The BesselK wind model has a thermal excitation built-in, as the maximum entropy estimator for average energy is nothing but a thermalized Boltzmann partition function describing the system's entropy.

Entropy measures the thermal excitation of the system and that scales with temperature. Non-linearities and chaos is just a way for the disordered system to explore the ergodic range of states, thus making the statistical mechanical/information theory valid. Look at how a naive pseudo-random number generator is created -- by sticking a handful of non-linear functions together, you will explore the state space (see the topic of iterated maps). Voila, it will approach an ergodic limit. Then add in energy constraints, such as the mean energy of the system and you have the Boltzmann estimator, aka MaxEnt estimation.

See also the topic of K-distribution model which models the disorder, or clutter, in electromagnetic interference. This also uses the BesselK model.

Another interesting observation. In the semiconductor world, the transport regimes analogous to the stochastic and chaotic/deterministic talked about in climate circles are diffusive and ballistic transport. It is very hard to get to ballistic transport because the carriers thermalize so rapidly, which is the essential dissipation route to diffusive transport. The idea of stochastic resonance is all over the place in semiconductor physics and technology, with carrier population inversions, bandgap engineering, etc. but we don't talk about it as stochastic resonance because there is already a well established terminology.

On top of that, there is the concept of dispersive transport, which is diffusive transport with huge amounts of disorder in the mobilities and bandgaps. This is the concept that I have done some recent research on because all the cheap photovoltaic technology is built on amorphous or polycrystalline garbage.

On that level, what I think is happening in the climate system is closer to a mix of dispersion and diffusion than determinism.

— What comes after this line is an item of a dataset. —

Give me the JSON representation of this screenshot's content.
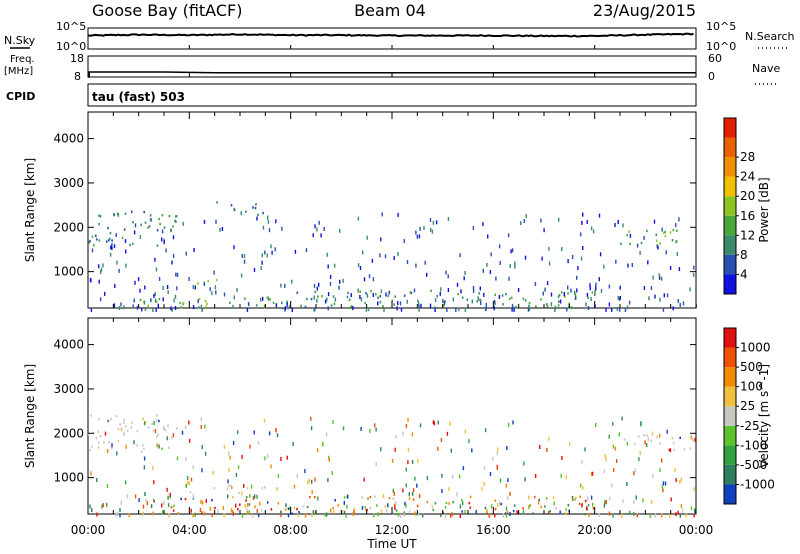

For example, relating to wind speed distribution, we need to get a handle on what controls the dispersion. From other posts that I have done on wind speed, remembered that the wind power dissipation is the cube of the wind speed, while the distribution that has a skew (the third statistical moment) equal to the mean is just the BesselK distribution that matches the empirical results. This is to me is somewhat mysterious ... is it just that the mean wind speed matches statistically the dissipation due to friction? Could that be some universal scaling result? In terms of maximum entropy it would be the distribution that has a constraint of a finite mean with the mean equating to cube root of the third moment (i.e Mean = standardDeviation * Skew). This then determines all the fluctuations observed over the larger ensemble.